EU-Chinese relations are low because EU engagement is unconditional and limited
European Council on Foreign Relations, 2009 [April, http://www.ecfr.eu/page/-/ECFR12_-_A_POWER_AUDIT_OF_EU-CHINA_RELATIONS.pdf]
The EU’s China strategy is based on an anachronistic belief that China, under the influence of European engagement, will liberalise its economy, improve the rule of law and democratise its politics. The underlying idea is that engagement with China is positive in itself and should not be conditional on any specific Chinese behaviour. This strategy has produced a web of bilateral agreements, joint communiqués, memoranda of understanding, summits, ministerial visits and sector-specific dialogues, all designed to draw China towards EU-friendly policies. As one senior EU diplomat puts it: “We need China to want what we want”.1 Yet, as this report shows, China’s foreign and domestic policy has evolved in a way that has paid little heed to European values, and today Beijing regularly contravenes or even undermines them. The EU’s heroic ambition to act as a catalyst for change in China completely ignores the country’s economic and political strength and disregards its determination to resist foreign influence.
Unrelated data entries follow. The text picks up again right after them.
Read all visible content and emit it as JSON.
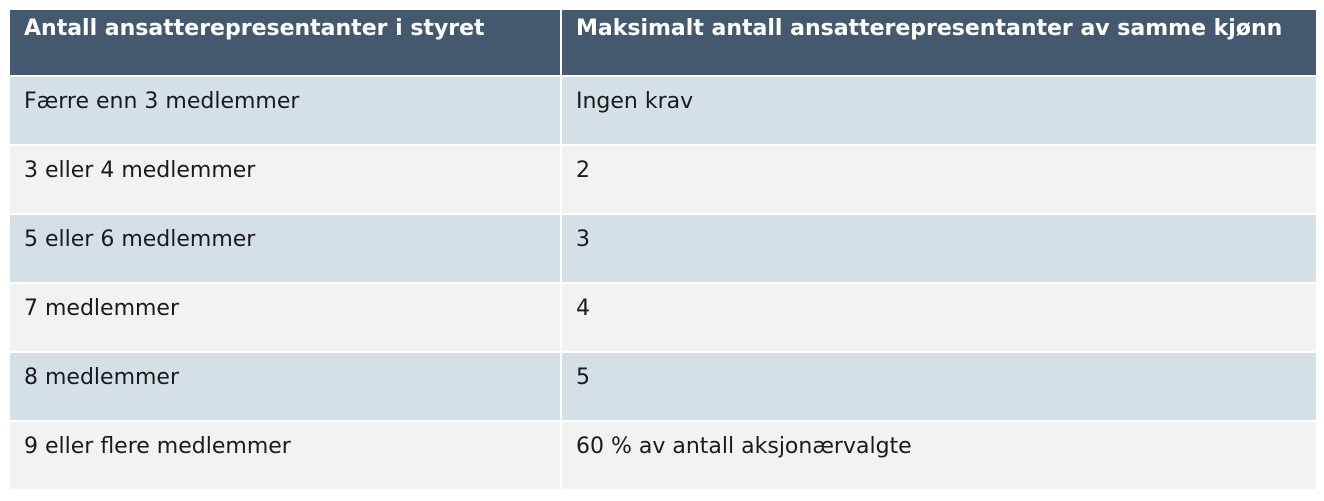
{
  "table": {
    "header": [
      "Antall ansatterepresentanter i styret",
      "Maksimalt antall ansatterepresentanter av samme kjønn"
    ],
    "rows": [
      [
        "Færre enn 3 medlemmer",
        "Ingen krav"
      ],
      [
        "3 eller 4 medlemmer",
        "2"
      ],
      [
        "5 eller 6 medlemmer",
        "3"
      ],
      [
        "7 medlemmer",
        "4"
      ],
      [
        "8 medlemmer",
        "5"
      ],
      [
        "9 eller flere medlemmer",
        "60 % av antall aksjonærvalgte"
      ]
    ]
  }
}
Furthermore, the EU frequently changes its objectives and seldom follows through on them. The already modest leverage that EU Member States have over China, collectively and individually, is weakened further by the disunity in their individual approaches. The result is an EU policy towards China that can be described as “unconditional engagement”: a policy that gives China access to all the economic and other benefits of cooperation with Europe while asking for little in return. Most EU Member States are aware that this strategy, enshrined in a trade and cooperation agreement concluded back in 1985, is showing its age. They acknowledge its existence, largely ignore it in practice, and pursue their own, often conflicting national approaches towards China. Some challenge China on trade, others on politics, some on both, and some on neither.
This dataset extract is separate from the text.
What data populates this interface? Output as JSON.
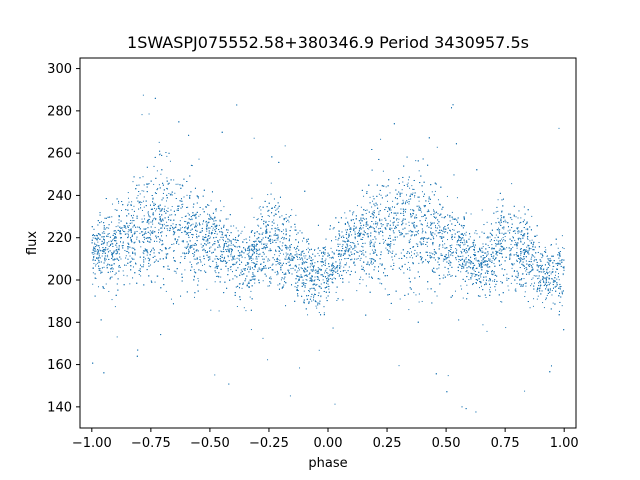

China exploits country differences in the EU—comprehensive cooperation is low
European Council on Foreign Relations, 2009 [April, http://www.ecfr.eu/page/-/ECFR12_-_A_POWER_AUDIT_OF_EU-CHINA_RELATIONS.pdf]
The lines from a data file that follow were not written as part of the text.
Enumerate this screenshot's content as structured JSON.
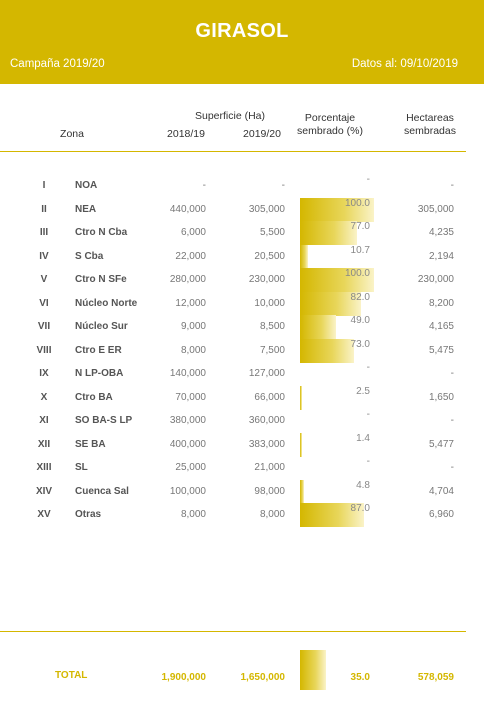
{
  "header": {
    "title": "GIRASOL",
    "campaign": "Campaña 2019/20",
    "date": "Datos al: 09/10/2019"
  },
  "columns": {
    "zona": "Zona",
    "superficie": "Superficie (Ha)",
    "y1": "2018/19",
    "y2": "2019/20",
    "pct_line1": "Porcentaje",
    "pct_line2": "sembrado (%)",
    "ha_line1": "Hectareas",
    "ha_line2": "sembradas"
  },
  "rows": [
    {
      "num": "I",
      "zona": "NOA",
      "s1": "-",
      "s2": "-",
      "pct": "-",
      "pct_value": 0,
      "ha": "-"
    },
    {
      "num": "II",
      "zona": "NEA",
      "s1": "440,000",
      "s2": "305,000",
      "pct": "100.0",
      "pct_value": 100.0,
      "ha": "305,000"
    },
    {
      "num": "III",
      "zona": "Ctro N Cba",
      "s1": "6,000",
      "s2": "5,500",
      "pct": "77.0",
      "pct_value": 77.0,
      "ha": "4,235"
    },
    {
      "num": "IV",
      "zona": "S Cba",
      "s1": "22,000",
      "s2": "20,500",
      "pct": "10.7",
      "pct_value": 10.7,
      "ha": "2,194"
    },
    {
      "num": "V",
      "zona": "Ctro N SFe",
      "s1": "280,000",
      "s2": "230,000",
      "pct": "100.0",
      "pct_value": 100.0,
      "ha": "230,000"
    },
    {
      "num": "VI",
      "zona": "Núcleo Norte",
      "s1": "12,000",
      "s2": "10,000",
      "pct": "82.0",
      "pct_value": 82.0,
      "ha": "8,200"
    },
    {
      "num": "VII",
      "zona": "Núcleo Sur",
      "s1": "9,000",
      "s2": "8,500",
      "pct": "49.0",
      "pct_value": 49.0,
      "ha": "4,165"
    },
    {
      "num": "VIII",
      "zona": "Ctro E ER",
      "s1": "8,000",
      "s2": "7,500",
      "pct": "73.0",
      "pct_value": 73.0,
      "ha": "5,475"
    },
    {
      "num": "IX",
      "zona": "N LP-OBA",
      "s1": "140,000",
      "s2": "127,000",
      "pct": "-",
      "pct_value": 0,
      "ha": "-"
    },
    {
      "num": "X",
      "zona": "Ctro BA",
      "s1": "70,000",
      "s2": "66,000",
      "pct": "2.5",
      "pct_value": 2.5,
      "ha": "1,650"
    },
    {
      "num": "XI",
      "zona": "SO BA-S LP",
      "s1": "380,000",
      "s2": "360,000",
      "pct": "-",
      "pct_value": 0,
      "ha": "-"
    },
    {
      "num": "XII",
      "zona": "SE BA",
      "s1": "400,000",
      "s2": "383,000",
      "pct": "1.4",
      "pct_value": 1.4,
      "ha": "5,477"
    },
    {
      "num": "XIII",
      "zona": "SL",
      "s1": "25,000",
      "s2": "21,000",
      "pct": "-",
      "pct_value": 0,
      "ha": "-"
    },
    {
      "num": "XIV",
      "zona": "Cuenca Sal",
      "s1": "100,000",
      "s2": "98,000",
      "pct": "4.8",
      "pct_value": 4.8,
      "ha": "4,704"
    },
    {
      "num": "XV",
      "zona": "Otras",
      "s1": "8,000",
      "s2": "8,000",
      "pct": "87.0",
      "pct_value": 87.0,
      "ha": "6,960"
    }
  ],
  "total": {
    "label": "TOTAL",
    "s1": "1,900,000",
    "s2": "1,650,000",
    "pct": "35.0",
    "pct_value": 35.0,
    "ha": "578,059"
  },
  "colors": {
    "accent": "#d4b700"
  }
}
China has learned to exploit the divisions among EU Member States. It treats its relationship with the EU as a game of chess, with 27 opponents crowding the other side of the board and squabbling about which piece to move. As irritating as Beijing finds this at times, there is no question about who is in a position to play the better game. As a neo-authoritarian Chinese academic, Pan Wei, puts it, “the EU is weak, politically divided and militarily non- influential. Economically, it’s a giant, but we no longer fear it because we know that the EU needs China more than China needs the EU.”2 China knows its strength and no longer bothers to hide it. Its new readiness to treat the EU with something akin to diplomatic contempt became apparent last December with the short-term cancellation of the EU-China summit in Lyon, a harsh reaction to French president Nicolas Sarkozy’s plans to meet the Dalai Lama.